4) Pick airlines based on amenities offered (e.g., food quality, video capabilities, power at seats). Again, almost always non-US airlines.
The only thing I nominally try to do to that is US-centric is I try to pick Boeing planes over Airbus planes, if everything else is somewhat equal. This is just a personal thing I do because I don't like the way the EU subsidizes Airbus.
Airports are a business.....and in the US, as everybody knows....businesses are dictated by the demands of two entities - politics and share holders.......in case you haven't noticed, the consumer has no stake in this or anything else anymore because.....consumers are STUPID and haven't figured out that you don't vote with your ballet - you vote with your WALLET !
As soon as people in the US stop spending their money on crappy goods and services - we will stop getting crappy goods and services.
As soon as we stop electing crappy, crooked, self-serving politicians, we will get the consumer advocacy we deserve.

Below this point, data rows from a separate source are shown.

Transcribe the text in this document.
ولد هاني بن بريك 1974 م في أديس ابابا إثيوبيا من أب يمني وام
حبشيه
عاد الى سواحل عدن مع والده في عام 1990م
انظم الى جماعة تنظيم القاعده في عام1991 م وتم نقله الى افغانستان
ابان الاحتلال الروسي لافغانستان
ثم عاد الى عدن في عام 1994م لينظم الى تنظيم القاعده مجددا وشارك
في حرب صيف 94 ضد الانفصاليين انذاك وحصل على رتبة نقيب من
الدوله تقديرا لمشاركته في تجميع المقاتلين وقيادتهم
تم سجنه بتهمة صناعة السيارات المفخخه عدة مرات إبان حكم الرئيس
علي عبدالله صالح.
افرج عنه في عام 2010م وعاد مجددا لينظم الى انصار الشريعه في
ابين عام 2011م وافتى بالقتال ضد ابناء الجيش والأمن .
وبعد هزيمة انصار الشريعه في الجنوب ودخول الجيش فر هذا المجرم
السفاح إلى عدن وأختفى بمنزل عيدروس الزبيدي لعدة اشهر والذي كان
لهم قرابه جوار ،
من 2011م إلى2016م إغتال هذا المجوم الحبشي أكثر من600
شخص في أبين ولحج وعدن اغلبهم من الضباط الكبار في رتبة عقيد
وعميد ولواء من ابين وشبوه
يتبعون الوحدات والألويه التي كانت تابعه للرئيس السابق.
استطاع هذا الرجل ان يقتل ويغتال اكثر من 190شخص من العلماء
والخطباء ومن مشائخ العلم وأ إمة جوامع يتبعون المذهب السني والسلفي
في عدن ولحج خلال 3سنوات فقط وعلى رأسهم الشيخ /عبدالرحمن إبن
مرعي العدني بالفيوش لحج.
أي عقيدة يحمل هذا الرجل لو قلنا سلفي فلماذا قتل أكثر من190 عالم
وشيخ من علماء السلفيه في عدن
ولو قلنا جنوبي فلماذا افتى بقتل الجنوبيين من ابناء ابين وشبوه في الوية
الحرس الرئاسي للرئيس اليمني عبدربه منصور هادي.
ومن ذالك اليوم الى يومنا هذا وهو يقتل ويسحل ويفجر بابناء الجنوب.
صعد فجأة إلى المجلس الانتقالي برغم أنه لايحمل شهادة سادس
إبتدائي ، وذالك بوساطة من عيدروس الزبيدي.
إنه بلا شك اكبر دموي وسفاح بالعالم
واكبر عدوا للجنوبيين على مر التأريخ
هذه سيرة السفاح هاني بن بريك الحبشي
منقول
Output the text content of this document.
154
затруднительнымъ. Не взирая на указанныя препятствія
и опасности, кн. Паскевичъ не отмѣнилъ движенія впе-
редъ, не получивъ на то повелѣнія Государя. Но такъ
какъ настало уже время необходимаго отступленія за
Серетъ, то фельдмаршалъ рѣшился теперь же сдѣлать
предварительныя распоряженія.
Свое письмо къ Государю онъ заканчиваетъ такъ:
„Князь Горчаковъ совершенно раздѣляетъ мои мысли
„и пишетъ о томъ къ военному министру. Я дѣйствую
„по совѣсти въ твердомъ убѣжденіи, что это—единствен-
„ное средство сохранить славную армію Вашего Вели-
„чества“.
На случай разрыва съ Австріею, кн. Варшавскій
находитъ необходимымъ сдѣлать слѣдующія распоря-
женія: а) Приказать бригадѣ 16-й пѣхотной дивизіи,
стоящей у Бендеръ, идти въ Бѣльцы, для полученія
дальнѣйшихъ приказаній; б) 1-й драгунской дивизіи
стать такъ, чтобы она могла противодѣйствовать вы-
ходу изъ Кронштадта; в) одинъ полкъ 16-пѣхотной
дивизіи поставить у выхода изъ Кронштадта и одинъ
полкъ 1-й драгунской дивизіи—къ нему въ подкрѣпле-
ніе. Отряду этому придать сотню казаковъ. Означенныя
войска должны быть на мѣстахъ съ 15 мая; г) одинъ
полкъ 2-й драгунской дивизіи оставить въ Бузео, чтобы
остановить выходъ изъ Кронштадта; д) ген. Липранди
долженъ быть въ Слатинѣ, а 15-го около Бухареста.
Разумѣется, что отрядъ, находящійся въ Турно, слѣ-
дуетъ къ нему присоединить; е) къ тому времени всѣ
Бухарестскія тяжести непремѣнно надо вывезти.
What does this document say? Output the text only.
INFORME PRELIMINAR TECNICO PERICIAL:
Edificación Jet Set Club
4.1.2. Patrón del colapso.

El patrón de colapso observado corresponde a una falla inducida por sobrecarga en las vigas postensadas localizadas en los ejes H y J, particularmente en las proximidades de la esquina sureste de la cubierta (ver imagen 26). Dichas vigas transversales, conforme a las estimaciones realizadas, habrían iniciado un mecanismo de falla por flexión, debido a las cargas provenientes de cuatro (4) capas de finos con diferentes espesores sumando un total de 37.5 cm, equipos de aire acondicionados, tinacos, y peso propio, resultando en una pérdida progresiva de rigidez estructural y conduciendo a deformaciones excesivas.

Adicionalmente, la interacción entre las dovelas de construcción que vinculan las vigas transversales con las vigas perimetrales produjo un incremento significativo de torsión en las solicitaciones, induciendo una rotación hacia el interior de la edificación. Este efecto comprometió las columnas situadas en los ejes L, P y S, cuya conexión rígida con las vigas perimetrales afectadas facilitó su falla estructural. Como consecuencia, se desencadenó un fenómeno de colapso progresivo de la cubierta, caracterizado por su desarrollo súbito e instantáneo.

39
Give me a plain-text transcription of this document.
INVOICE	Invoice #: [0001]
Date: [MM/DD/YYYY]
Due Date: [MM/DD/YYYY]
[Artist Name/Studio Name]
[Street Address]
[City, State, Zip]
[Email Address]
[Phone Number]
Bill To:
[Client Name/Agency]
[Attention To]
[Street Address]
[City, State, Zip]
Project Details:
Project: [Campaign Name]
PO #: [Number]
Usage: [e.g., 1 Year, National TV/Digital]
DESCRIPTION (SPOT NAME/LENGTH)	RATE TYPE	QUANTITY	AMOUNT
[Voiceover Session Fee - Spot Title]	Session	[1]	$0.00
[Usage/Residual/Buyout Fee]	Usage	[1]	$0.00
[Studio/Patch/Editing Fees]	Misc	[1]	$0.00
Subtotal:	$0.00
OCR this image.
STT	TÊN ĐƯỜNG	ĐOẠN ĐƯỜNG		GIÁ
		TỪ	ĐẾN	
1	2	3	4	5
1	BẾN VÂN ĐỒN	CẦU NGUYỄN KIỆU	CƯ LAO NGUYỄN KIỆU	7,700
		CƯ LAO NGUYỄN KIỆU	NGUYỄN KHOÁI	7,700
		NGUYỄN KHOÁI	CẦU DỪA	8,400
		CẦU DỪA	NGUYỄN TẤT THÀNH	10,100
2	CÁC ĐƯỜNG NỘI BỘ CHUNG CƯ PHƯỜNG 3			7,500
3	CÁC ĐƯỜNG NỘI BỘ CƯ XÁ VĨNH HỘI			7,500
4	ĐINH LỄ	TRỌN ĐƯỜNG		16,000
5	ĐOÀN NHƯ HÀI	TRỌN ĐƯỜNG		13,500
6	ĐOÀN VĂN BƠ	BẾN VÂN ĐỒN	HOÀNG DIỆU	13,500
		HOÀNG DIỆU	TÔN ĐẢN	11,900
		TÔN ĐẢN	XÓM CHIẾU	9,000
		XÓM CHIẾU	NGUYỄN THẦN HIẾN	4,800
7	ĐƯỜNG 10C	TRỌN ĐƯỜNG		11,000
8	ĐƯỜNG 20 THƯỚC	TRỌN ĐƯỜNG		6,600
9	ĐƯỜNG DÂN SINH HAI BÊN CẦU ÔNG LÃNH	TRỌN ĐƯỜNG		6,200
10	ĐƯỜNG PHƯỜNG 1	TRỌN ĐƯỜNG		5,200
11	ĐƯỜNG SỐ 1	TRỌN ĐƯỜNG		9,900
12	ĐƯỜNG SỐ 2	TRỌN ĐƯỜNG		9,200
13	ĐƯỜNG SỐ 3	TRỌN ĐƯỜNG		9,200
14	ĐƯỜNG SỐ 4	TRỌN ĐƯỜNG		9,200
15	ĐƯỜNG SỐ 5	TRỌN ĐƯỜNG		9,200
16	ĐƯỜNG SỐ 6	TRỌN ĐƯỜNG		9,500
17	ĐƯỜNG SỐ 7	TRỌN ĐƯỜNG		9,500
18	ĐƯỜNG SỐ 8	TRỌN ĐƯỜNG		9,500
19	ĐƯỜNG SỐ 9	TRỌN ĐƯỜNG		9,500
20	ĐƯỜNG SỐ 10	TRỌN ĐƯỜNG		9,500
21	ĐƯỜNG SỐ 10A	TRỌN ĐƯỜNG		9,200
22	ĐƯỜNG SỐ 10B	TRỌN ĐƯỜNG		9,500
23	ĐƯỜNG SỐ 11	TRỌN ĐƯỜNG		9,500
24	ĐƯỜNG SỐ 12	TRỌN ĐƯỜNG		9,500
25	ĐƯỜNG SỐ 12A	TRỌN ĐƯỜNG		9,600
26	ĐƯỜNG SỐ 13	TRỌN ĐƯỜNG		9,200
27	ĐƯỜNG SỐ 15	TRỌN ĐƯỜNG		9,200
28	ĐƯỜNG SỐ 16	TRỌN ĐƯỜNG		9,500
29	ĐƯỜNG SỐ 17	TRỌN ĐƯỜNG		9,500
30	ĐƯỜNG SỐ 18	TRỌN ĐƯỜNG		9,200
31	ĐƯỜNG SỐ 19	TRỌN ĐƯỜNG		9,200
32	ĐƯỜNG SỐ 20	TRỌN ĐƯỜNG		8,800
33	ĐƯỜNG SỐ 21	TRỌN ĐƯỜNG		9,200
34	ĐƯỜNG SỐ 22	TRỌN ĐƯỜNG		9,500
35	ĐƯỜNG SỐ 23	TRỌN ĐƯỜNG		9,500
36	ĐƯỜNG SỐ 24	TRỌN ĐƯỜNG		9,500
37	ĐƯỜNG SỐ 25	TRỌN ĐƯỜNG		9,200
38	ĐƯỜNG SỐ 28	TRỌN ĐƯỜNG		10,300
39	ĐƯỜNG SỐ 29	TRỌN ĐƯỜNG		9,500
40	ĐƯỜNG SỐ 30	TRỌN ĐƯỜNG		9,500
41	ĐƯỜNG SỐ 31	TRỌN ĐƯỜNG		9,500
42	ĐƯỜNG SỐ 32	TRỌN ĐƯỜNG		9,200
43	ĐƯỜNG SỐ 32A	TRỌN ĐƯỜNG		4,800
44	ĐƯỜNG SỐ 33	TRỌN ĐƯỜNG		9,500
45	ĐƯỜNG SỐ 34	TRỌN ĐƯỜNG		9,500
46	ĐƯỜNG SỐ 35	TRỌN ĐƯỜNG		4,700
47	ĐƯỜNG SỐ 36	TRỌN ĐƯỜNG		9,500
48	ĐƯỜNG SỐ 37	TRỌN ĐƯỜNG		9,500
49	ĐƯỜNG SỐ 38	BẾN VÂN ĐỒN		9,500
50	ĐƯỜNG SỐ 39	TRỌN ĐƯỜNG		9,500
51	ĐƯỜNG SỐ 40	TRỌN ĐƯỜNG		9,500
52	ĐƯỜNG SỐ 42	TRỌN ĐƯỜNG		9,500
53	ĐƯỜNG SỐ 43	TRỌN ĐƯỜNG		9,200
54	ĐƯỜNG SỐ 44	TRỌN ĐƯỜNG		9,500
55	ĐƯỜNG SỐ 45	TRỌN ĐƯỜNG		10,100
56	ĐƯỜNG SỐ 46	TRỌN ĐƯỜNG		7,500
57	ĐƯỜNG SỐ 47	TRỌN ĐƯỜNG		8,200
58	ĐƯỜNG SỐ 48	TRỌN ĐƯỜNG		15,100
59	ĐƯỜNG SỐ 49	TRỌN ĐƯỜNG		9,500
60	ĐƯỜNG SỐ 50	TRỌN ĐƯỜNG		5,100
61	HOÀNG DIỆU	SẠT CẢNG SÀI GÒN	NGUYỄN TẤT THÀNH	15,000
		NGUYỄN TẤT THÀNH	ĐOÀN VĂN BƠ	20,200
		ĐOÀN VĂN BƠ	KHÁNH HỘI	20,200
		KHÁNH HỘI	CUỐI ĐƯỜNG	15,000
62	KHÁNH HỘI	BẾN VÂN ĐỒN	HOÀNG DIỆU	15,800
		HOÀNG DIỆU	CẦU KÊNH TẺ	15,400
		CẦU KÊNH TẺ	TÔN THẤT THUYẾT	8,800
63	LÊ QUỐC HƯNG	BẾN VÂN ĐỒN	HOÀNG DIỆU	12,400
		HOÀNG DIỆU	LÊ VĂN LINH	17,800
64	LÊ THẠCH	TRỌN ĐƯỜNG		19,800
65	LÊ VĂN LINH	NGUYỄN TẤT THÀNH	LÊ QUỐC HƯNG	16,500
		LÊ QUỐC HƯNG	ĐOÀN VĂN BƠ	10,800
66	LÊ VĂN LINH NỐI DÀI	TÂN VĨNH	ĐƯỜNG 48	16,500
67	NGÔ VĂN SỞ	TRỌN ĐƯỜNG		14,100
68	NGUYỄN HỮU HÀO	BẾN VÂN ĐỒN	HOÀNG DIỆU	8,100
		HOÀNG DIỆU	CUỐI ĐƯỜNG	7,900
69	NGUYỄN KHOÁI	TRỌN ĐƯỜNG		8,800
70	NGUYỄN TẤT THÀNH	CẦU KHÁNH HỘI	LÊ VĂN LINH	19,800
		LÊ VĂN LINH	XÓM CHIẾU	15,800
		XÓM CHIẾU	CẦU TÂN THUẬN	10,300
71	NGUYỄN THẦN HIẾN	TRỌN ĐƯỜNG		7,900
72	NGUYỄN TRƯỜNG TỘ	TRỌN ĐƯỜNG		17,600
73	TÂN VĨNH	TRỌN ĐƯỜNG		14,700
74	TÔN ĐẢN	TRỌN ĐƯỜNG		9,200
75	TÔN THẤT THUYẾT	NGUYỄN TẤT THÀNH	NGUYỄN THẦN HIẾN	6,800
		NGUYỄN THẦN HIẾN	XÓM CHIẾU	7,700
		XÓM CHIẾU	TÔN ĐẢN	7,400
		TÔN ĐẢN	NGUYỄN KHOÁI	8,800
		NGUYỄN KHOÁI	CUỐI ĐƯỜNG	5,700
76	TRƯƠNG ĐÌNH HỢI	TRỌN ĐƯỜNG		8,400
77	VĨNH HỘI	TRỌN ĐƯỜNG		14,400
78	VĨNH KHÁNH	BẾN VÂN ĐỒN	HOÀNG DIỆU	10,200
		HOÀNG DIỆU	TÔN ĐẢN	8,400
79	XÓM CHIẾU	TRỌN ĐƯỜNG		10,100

If you stop giving your money to crappy corporations, they won't have the money to lobby crappy politicians and the crappy politicians will have to get their support from the people that hired them, instead of the corporations who bought them.
Besides, most of the rest of the world is not driven by the corporate greed that demands we cut back on everything necessary to make the price of the stock rise higher, so greedy egomaniacal CEOs can get richer.
I truly believe that all federal laws and spending programs should sunset in 5 years. At least they could be reviewed for efficacy and altered or dumped.
Travelled extensively and can say many of the airports mentioned in top 10 are well deserved for convenience of connections, amenities, number of flights etc. I like Schiphol in Amsterdam for the ease of amenities from shopping, dining, transportation (train) and the ability to walk across the street to rental cars.
My favorite US International Airport is SFO (San Francisco)
I fly extensively, and would ask that if anyone thinks there is bias or uniformed evaluators influencing the rating system, please fly to Incheon International, in South Korea. The layout and architecture of this facility is fantastic. Over the past 2 years, I have been in an out of Incheon 10 times and have only had good and pleasing experiences to report with the staff and facilities. Upon arrival at Incheon, I've never waited on the tarmac for an aircraft to clear away from our assigned ramp. And upon departure from Incheon, my plane is always #1 for take off. The major US international HUBs like ATL, ORD, LAX, DFW, DEN and JFK are not entirely clean, or well organized, but more importantly, they and not well equipped for the volume of traffic that flows in an out of these airports. US airport owners and managers need to go back to school to learn from their competitors in the Asian Pacific. True, our major hubs are old, but they have good bones and could offer a much better experience to travelers if the owners and managers of these Airports made "customer satisfaction" their top goals.
New York Kennedy International Airport, The name is more impressive than the DUMP it really is!
Just getting off the plane and then going down the rickety old escalator which reminds one of the old Soviets Union's GUM stores; what is missing is a large sign welcoming to visitor to the socialist peoples republic of USA!
As a international traveler, I can tell you that the ridicules security levels at the US airports is over kill. The bad guys scared us on 9/11, and by looking at the fuss over loosening the security a little with the small knife issue you can see we are still a country of cowards and afraid of there shadow. Stop saying "As long as it keeps us safe" that BS.